The wonderful company of men who performed the feats that are about to be recorded did not all find their home in Alexandria, to be sure; but they all came more or less under the Alexandrian influence. We shall see that there are two other important centres; one out in Sicily, almost at the confines of the Greek territory in the west; the other in Asia Minor, notably on the island of Samos—the island which, it will be recalled, was at an earlier day the birthplace of Pythagoras. But whereas in the previous century colonists from the confines of the civilized world came to Athens, now all eyes turned towards Alexandria, and so improved were the facilities for communication that no doubt the discoveries of one coterie of workers were known to all the others much more quickly than had ever been possible before. We learn, for example, that the studies of Aristarchus of Samos were definitely known to Archimedes of Syracuse, out in Sicily. Indeed, as we shall see, it is through a chance reference preserved in one of the writings of Archimedes that one of the most important speculations of Aristarchus is made known to us. This illustrates sufficiently the intercommunication through which the thought of the Alexandrian epoch was brought into a single channel.

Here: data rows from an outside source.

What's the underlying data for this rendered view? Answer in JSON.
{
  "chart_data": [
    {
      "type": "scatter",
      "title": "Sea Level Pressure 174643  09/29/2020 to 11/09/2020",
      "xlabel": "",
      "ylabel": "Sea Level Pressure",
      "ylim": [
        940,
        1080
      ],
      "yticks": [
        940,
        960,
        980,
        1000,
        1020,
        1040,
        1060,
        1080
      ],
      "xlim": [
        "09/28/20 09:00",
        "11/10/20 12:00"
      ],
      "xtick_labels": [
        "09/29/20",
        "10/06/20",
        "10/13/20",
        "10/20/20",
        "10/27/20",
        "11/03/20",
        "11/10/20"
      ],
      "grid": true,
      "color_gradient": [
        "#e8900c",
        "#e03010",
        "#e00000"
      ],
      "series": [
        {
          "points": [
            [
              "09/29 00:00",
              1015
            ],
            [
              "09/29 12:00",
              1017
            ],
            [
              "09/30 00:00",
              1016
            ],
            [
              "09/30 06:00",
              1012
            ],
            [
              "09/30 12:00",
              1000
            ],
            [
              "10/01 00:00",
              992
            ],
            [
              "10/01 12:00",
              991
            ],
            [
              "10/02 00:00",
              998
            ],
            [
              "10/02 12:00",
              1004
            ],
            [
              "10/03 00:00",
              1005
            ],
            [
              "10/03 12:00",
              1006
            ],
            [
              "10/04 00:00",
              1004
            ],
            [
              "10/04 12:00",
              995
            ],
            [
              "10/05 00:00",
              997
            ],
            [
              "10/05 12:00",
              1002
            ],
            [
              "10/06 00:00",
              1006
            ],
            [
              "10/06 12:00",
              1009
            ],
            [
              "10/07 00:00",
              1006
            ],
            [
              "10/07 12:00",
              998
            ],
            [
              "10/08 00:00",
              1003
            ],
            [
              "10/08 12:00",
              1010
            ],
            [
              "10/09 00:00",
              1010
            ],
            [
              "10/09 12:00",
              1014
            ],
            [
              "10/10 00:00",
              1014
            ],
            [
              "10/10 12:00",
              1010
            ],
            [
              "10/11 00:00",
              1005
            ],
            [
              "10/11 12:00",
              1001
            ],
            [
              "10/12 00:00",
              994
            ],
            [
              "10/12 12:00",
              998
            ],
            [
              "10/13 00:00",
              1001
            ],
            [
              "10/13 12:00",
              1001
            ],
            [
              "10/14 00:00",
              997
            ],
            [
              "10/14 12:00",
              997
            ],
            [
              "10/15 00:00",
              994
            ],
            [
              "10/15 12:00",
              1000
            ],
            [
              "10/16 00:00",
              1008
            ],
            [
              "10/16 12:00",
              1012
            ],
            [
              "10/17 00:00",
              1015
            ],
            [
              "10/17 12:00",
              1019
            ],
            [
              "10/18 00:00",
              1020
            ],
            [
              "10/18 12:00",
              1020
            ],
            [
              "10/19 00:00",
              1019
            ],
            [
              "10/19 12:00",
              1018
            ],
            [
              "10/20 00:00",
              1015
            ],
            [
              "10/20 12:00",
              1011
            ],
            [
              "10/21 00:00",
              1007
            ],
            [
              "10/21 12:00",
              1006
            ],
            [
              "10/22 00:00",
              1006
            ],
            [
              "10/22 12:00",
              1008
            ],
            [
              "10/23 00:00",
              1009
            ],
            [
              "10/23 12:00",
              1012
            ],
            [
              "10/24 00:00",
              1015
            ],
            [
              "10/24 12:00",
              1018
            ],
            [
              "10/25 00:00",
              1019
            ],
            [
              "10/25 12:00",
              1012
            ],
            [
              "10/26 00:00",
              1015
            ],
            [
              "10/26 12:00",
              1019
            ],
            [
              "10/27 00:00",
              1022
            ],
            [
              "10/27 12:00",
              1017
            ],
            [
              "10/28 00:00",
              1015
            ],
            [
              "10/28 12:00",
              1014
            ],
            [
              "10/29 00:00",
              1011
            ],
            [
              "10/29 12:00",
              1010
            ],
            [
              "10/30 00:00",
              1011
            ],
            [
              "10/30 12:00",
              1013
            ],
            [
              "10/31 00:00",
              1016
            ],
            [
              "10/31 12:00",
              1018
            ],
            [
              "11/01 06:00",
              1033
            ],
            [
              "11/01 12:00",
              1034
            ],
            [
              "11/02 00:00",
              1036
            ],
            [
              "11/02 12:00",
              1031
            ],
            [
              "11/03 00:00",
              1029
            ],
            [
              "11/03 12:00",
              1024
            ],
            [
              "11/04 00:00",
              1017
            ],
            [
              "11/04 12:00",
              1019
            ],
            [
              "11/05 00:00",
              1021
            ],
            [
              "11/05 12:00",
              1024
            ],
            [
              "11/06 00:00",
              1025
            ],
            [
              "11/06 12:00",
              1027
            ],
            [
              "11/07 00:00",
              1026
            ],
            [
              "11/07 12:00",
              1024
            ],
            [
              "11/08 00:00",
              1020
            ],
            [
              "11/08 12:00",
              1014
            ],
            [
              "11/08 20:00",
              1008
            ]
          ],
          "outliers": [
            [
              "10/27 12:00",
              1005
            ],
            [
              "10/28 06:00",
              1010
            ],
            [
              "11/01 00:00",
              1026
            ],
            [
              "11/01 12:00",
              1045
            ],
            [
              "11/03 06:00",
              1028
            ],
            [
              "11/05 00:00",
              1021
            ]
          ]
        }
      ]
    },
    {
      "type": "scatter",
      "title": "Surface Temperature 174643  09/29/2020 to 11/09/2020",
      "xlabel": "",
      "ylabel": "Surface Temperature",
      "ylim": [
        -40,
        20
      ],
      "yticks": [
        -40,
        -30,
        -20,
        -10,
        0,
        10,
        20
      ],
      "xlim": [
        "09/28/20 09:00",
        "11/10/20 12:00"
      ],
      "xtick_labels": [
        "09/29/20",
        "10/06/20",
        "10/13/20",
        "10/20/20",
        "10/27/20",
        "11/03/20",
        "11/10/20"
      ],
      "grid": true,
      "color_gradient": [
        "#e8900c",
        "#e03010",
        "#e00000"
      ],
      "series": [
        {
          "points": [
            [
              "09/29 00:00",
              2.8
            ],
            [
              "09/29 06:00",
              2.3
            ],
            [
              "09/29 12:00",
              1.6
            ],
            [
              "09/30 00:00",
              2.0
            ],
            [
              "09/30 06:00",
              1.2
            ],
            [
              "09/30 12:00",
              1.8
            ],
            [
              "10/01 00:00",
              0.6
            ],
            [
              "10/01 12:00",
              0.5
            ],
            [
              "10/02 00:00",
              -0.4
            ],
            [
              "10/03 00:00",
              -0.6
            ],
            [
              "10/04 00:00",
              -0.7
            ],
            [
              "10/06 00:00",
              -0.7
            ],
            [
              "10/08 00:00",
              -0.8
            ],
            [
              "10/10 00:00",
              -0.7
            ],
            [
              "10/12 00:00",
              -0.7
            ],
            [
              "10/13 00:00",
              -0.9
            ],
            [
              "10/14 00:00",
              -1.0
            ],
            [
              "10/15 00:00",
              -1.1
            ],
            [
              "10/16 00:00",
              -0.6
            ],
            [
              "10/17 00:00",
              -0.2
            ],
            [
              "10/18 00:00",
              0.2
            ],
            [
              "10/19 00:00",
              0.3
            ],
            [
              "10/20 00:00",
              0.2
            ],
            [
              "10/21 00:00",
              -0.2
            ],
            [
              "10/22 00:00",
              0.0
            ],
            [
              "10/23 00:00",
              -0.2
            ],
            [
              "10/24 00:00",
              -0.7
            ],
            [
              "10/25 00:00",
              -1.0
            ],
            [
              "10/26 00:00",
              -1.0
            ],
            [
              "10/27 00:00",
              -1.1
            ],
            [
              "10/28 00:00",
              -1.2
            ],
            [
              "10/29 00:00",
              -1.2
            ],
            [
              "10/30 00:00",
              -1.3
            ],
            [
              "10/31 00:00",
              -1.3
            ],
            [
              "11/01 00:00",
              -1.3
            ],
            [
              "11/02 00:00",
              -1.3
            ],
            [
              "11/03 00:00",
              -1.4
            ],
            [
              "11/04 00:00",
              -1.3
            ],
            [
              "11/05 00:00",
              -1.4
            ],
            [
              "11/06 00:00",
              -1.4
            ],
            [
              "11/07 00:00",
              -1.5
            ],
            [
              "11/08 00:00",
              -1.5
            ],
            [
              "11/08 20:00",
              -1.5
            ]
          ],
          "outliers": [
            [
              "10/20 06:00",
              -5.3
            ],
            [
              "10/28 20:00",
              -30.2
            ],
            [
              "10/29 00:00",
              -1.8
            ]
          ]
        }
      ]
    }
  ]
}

We no longer, as in the day of the earlier schools of Greek philosophy, have isolated groups of thinkers. The scientific drama is now played out upon a single stage; and if we pass, as we shall in the present chapter, from Alexandria to Syracuse and from Syracuse to Samos, the shift of scenes does no violence to the dramatic unities.

Notwithstanding the number of great workers who were not properly Alexandrians, none the less the epoch is with propriety termed Alexandrian. Not merely in the third century B.C., but throughout the lapse of at least four succeeding centuries, the city of Alexander and the Ptolemies continued to hold its place as the undisputed culture-centre of the world. During that period Rome rose to its pinnacle of glory and began to decline, without ever challenging the intellectual supremacy of the Egyptian city. We shall see, in a later chapter, that the Alexandrian influences were passed on to the Mohammedan conquerors, and every one is aware that when Alexandria was finally overthrown its place was taken by another Greek city, Byzantium or Constantinople. But that transfer did not occur until Alexandria had enjoyed a longer period of supremacy as an intellectual centre than had perhaps ever before been granted to any city, with the possible exception of Babylon.